Aspetar Orthopaedic and Sports Medicine Hospital, Doha, Qatar.
Sports Orthopedic Research Center-Copenhagen, Department of Orthopedic Surgery, Copenhagen University Hospital, Amager-Hvidovre, Denmark.
Am J Sports Med. 2021 Sep;49(11):3004-3013. doi: 10.1177/03635465211015996. Epub 2021 Jun 23.
Complete avulsions of the adductor longus tendon are serious injuries, yet we have few data to inform clinical decisions on management. Previous studies are limited by a lack of detailed follow-up.
To describe detailed clinical and imaging measures 1 year after complete proximal adductor longus avulsion injuries in athletes who received exercise-based treatment.
Case series; Level of evidence, 4.
A total of 16 adult male competitive athletes were included in this study <7 days after an acute adductor longus tendon avulsion injury. All athletes were advised to complete a supervised standardized criterion-based rehabilitation protocol. Standardized clinical examination, a modified Copenhagen Hip and Groin Outcome Score (HAGOS), the Oslo Sports Trauma Research Centre Overuse Injury Questionnaire (OSTRC-O), and detailed magnetic resonance imaging (MRI) assessment were performed after inclusion, on the day of completion of the treatment protocol (return to sport), and at 1-year follow-up after injury.

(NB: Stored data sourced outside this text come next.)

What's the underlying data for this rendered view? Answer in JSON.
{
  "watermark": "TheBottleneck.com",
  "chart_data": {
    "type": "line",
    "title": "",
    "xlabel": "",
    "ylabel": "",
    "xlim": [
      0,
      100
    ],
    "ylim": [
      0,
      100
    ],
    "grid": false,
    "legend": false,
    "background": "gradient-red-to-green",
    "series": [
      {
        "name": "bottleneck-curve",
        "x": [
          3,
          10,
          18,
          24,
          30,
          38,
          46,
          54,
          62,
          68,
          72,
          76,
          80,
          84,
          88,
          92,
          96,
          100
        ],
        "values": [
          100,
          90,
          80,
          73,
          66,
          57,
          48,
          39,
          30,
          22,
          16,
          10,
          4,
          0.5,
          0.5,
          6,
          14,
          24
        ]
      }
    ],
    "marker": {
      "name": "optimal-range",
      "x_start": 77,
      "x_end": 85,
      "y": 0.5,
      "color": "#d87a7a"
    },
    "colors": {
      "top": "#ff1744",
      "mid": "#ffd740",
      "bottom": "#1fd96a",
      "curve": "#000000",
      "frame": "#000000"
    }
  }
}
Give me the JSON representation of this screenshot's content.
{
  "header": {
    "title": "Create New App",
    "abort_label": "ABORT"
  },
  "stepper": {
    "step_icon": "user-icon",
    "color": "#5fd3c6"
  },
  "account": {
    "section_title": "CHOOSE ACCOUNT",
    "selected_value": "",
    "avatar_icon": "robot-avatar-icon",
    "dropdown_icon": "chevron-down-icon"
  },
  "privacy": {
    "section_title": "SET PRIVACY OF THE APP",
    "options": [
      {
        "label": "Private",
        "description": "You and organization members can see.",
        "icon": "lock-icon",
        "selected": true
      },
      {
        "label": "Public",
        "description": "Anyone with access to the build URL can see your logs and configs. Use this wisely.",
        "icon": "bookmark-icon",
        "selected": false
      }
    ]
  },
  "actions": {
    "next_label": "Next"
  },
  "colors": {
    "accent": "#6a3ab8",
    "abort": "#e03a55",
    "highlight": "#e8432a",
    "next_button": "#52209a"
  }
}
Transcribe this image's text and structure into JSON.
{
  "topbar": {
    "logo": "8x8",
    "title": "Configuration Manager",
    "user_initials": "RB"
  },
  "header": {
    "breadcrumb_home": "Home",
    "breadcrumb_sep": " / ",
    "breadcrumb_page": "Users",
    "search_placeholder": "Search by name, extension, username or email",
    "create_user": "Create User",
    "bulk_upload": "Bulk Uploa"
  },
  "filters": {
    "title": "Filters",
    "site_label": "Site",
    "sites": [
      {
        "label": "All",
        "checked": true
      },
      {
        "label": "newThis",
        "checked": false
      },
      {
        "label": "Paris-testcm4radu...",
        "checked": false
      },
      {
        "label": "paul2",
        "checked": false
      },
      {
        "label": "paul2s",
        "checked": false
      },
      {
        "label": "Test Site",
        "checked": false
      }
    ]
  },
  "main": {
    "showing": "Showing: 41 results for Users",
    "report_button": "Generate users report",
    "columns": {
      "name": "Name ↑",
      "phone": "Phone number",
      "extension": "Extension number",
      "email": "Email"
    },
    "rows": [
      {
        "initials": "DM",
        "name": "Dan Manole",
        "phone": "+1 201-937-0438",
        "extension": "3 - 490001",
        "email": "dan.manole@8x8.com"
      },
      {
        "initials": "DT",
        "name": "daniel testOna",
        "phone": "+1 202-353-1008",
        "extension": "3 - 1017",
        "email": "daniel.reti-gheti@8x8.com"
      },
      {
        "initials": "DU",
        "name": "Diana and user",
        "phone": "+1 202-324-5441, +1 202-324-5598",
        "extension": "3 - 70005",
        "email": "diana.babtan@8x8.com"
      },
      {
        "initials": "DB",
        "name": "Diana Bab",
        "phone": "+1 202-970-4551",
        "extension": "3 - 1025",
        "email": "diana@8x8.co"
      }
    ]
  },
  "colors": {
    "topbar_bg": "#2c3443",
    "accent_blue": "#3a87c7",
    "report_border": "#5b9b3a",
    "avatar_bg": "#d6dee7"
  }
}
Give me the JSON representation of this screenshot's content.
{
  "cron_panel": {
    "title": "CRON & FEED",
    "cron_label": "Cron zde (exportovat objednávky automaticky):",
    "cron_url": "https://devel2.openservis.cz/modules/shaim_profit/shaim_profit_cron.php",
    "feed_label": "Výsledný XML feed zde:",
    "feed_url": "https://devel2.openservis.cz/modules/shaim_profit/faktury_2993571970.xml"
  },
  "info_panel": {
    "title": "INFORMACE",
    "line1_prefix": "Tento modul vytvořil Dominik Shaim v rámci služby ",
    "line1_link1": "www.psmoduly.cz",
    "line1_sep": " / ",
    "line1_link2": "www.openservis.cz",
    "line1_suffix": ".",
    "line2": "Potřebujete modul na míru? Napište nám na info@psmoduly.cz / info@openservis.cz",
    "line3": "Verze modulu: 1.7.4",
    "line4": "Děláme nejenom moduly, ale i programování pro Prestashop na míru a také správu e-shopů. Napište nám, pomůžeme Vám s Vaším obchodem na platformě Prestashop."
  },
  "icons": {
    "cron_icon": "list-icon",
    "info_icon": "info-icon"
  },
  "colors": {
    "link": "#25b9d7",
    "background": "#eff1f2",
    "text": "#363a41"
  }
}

One player was lost to follow-up. Median return-to-sport time was 69 days (interquartile range [IQR], 62-84). One player had an early reinjury and performed an additional rehabilitation period. One-year follow-up was completed a median from 405 days (IQR, 372-540) after injury. The median HAGOS score was 100 for all subscales (IQRs from 85-100 to 100-100), and the median OSTRC-O score was 0 (IQR, 0-0). The median range of motion symmetry was 100% (IQR, 97%-130%) for the bent-knee fall-out test and 102% (IQR, 99%-105%) for the side-lying abduction test. Side-lying eccentric adduction strength symmetry was 92% ± 13% (mean ± SD), and median supine eccentric adduction strength symmetry was 93% (IQR, 89%-105%). MRI results at 1-year follow-up showed that from the original complete discontinuity in all cases, 10 athletes (71%) had partial tendon continuity, and 4 (29%) had complete tendon continuity.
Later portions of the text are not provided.